L’expert judiciaire a logiquement conclu que Mme [M] et M. [N] subissaient bien des préjudices d’occupation liés à ces divers désordres.
M. [H] tente de limiter les désordres aux infiltrations d’eau dans le garage et la buanderie, mais il est démontré que Mme [M] et M. [N] ont subi en outre des pertes énergétiques, une surconsommation d’énergie, le risque lié à l’impossibilité de clore l’une des entrées du logement et les mauvaises odeurs générées par les défectuosités de l’installation d’assainissement.
Le fait que Mme [M] et M. [N] aient ou non donné congé en raison d’une mutation professionnelle plutôt qu’en raison des désordres affectant le logement est sans incidence sur le litige. Il est constant qu’ils ont subi au moins à compter du mois de mars 2017 et jusqu’à la fin du mois de février 2022, soit pendant 60 mois, des troubles de jouissance justifiant une indemnisation.
Au regard de la nature et de la localisation des ces troubles et de leur prolongation malgré les demandes formulées dès l’année 2017, le premier juge a fait une exacte appréciation des faits de la cause et du droit des parties en chiffrant ce préjudice sur la base de la moitié du montant du loyer, soit 420 € sur une durée de 60 mois. Il convient en conséquence de confirmer le jugement dont appel sur ce point.
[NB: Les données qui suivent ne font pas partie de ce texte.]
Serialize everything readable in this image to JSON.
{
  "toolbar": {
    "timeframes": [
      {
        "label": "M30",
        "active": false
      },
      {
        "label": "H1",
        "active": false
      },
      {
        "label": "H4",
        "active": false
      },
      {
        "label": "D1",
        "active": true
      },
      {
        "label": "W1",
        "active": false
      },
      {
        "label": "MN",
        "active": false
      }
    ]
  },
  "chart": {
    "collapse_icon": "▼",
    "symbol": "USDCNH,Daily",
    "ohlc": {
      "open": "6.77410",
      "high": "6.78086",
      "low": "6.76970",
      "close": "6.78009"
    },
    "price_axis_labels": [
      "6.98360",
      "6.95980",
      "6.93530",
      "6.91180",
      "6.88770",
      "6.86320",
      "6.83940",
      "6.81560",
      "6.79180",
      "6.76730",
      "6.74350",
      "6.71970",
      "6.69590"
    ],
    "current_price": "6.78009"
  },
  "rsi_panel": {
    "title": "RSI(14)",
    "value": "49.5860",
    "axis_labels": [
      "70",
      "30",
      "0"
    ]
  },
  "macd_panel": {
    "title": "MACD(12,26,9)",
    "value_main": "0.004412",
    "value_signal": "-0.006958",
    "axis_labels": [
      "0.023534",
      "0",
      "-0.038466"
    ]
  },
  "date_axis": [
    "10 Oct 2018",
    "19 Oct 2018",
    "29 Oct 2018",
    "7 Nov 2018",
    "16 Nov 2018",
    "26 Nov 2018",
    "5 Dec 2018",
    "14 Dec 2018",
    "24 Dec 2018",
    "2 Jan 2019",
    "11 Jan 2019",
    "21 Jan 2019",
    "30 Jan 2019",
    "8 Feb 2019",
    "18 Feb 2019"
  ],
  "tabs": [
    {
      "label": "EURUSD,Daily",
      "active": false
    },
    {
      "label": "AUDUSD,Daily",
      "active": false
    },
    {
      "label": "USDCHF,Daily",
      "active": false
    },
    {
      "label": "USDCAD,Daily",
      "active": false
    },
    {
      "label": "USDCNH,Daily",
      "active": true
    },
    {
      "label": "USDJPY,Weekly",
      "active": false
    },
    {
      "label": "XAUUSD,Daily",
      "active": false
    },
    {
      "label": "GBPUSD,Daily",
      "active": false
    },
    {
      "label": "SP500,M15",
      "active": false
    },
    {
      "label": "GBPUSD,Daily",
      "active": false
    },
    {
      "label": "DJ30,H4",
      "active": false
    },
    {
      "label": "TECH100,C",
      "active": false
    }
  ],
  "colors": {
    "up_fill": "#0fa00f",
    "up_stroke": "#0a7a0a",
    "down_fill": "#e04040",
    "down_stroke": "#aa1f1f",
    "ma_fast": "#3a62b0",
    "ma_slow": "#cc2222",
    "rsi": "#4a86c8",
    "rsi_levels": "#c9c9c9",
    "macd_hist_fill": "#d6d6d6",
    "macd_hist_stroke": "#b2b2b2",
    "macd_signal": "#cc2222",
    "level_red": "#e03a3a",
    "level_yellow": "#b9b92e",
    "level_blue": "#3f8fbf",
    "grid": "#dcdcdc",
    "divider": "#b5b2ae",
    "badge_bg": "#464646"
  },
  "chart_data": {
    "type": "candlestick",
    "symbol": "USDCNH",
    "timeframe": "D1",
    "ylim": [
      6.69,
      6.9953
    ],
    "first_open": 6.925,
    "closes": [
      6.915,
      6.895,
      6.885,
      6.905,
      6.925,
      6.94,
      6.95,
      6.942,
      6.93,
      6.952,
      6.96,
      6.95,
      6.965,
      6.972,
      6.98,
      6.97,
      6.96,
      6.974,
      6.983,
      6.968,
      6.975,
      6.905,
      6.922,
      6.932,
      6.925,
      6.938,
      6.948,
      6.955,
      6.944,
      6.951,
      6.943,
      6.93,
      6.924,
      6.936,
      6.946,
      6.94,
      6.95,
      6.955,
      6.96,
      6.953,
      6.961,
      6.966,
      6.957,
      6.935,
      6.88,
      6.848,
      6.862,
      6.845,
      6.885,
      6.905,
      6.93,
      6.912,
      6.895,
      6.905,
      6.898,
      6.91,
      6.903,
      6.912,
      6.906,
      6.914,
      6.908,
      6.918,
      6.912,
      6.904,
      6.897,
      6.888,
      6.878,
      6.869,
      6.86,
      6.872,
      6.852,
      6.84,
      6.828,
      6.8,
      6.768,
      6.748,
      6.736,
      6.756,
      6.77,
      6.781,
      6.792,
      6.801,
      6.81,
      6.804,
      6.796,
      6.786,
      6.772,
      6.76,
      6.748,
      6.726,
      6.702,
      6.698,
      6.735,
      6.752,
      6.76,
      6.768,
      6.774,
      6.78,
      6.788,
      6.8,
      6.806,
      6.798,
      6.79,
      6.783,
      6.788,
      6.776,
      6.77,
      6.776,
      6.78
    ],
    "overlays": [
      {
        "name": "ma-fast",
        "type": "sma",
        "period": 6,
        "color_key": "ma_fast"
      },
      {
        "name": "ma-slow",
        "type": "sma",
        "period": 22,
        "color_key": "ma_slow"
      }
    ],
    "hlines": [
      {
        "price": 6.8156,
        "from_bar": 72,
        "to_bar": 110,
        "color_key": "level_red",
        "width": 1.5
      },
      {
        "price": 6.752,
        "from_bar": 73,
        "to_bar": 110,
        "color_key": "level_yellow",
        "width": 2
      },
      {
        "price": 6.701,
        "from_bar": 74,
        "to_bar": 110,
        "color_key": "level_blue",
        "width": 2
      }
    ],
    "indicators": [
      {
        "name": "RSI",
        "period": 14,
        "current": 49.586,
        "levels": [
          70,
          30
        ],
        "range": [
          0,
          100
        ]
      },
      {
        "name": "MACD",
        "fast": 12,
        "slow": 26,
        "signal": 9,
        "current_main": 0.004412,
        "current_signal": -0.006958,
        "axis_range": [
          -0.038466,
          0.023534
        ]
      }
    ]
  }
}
La condamnation de Mme [M] et M. [N] au paiement de la somme de 9840 € au titre des loyers impayés, déduction faite du dépôt de garantie de 840 € , et la compensation entre les créances respectives des parties ne font pas l’objet de contestations.
— - – - – - – - – -
M. [H], partie principalement perdante, doit supporter les dépens de première instance, ainsi que décidé par le premier juge, et les dépens d’appel.
Il se trouve redevable d’une indemnité sur le fondement de l’article 700 du code de procédure civile, que le premier juge a justement estimée au titre de la procédure de première instance, et dans les conditions définies par le dispositif du présent arrêt au titre de la procédure d’appel.
Il ne peut lui-même prétendre à une indemnité sur ce même fondement.
PAR CES MOTIFS, LA COUR,
Statuant dans les limites de sa saisine,
Confirme le jugement du tribunal judiciaire de Toulouse en date du 8 septembre 2022.
Y ajoutant,
Condamne M. [H] aux dépens d’appel.
Condamne M. [H] à payer à Mme [M] et M. [N] la somme de 2000 € en application des dispositions de l’article 700 du code de procédure civile, en sus de la somme déjà allouée à ce titre en première instance.
Déboute M. [H] de sa demande formée au titre de l’article 700 du code de procédure civile.